A practical guide to understanding and analyzing cyber attacks by advanced attackers such as
nation states. Cyber attacks are no longer the domain of petty criminals. Today companies
find themselves targeted by sophisticated nation state attackers armed with the resources to
craft scarily effective campaigns. This book is a detailed guide to understanding the major
players in these cyber wars the techniques they use and the process of analyzing their
advanced attacks. Whether you’re an individual researcher or part of a team within a Security
Operations Center (SoC) you’ll learn to approach track and attribute attacks to these
advanced actors. The first part of the book is an overview of actual cyber attacks conducted
by nation-state actors and other advanced organizations.
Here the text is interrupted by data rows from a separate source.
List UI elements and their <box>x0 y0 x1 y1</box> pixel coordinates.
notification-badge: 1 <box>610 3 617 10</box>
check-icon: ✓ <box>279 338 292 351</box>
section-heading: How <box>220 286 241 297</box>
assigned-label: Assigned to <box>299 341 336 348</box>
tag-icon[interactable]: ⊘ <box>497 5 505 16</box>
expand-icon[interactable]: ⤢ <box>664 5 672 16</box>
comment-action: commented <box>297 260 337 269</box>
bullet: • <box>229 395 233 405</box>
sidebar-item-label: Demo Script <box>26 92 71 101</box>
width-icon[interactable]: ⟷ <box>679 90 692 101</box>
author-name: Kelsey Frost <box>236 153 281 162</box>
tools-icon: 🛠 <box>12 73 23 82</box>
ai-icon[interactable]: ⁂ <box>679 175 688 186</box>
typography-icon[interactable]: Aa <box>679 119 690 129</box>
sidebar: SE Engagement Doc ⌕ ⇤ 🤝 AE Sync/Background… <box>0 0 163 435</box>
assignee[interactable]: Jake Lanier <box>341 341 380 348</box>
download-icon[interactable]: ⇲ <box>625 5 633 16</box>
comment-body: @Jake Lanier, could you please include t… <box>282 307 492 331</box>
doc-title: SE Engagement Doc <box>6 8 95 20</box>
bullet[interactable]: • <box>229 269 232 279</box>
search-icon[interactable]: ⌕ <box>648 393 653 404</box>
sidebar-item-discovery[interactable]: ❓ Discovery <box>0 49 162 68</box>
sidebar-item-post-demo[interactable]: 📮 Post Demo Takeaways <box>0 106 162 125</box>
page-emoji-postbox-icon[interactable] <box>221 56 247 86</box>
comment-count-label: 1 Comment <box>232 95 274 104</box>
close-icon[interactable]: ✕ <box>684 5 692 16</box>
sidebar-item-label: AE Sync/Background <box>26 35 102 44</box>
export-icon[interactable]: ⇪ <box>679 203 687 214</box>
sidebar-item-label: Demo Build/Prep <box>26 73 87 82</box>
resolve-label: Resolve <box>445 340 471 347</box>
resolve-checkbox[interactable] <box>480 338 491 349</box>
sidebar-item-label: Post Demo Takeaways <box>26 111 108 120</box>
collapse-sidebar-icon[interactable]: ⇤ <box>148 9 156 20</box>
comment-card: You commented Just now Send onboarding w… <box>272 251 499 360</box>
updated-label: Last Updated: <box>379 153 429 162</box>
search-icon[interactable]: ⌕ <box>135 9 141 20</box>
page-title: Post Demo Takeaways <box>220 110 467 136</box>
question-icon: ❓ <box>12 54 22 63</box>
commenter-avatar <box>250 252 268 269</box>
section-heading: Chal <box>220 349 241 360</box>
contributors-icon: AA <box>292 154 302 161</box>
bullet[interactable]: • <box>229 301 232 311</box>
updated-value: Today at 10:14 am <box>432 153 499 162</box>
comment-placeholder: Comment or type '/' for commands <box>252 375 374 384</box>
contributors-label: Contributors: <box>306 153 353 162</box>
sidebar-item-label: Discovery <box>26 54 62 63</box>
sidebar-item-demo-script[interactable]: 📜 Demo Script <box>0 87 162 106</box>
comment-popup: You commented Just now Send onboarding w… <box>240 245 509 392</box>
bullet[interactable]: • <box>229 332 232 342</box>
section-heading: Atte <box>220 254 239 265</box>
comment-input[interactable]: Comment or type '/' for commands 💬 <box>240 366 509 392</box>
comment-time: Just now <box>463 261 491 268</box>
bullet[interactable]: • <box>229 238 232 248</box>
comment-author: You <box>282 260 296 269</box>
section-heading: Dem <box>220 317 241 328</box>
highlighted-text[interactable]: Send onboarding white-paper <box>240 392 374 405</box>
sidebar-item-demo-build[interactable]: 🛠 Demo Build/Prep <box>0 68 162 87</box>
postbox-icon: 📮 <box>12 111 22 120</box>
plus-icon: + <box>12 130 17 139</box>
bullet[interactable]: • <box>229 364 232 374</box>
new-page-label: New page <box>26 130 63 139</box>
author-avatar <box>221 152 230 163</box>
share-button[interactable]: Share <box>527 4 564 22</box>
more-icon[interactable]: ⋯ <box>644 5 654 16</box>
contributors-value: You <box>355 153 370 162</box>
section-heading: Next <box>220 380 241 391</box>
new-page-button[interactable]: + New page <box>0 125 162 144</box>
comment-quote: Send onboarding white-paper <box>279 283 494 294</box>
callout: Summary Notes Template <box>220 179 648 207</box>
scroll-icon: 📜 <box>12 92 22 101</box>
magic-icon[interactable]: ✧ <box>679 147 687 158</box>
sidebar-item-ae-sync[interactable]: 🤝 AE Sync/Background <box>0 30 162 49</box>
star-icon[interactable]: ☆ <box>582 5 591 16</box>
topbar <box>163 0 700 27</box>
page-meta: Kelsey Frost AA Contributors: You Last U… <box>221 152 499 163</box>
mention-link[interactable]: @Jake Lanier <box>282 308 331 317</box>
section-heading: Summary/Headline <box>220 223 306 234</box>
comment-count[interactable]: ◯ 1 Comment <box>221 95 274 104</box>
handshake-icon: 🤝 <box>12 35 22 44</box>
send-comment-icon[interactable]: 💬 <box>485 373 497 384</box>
It explores the geopolitical context
in which the attacks took place the patterns found in the attackers’ techniques and the
supporting evidence analysts used to attribute such attacks. Dive into the mechanisms of:
North Korea’s series of cyber attacks against financial institutions which resulted in
billions of dollars stolen The world of targeted ransomware attacks which have leveraged
nation state tactics to cripple entire corporate enterprises with ransomware Recent cyber
attacks aimed at disrupting or influencing national elections globally The book’s second part
walks through how defenders can track and attribute future attacks. You’ll be provided with the
tools methods and analytical guidance required to dissect and research each stage of an
attack campaign. Here Jon DiMaggio demonstrates some of the real techniques he has employed to
uncover crucial information about the 2021 Colonial Pipeline attacks among many other advanced
threats. He now offers his experience to train the next generation of expert analysts.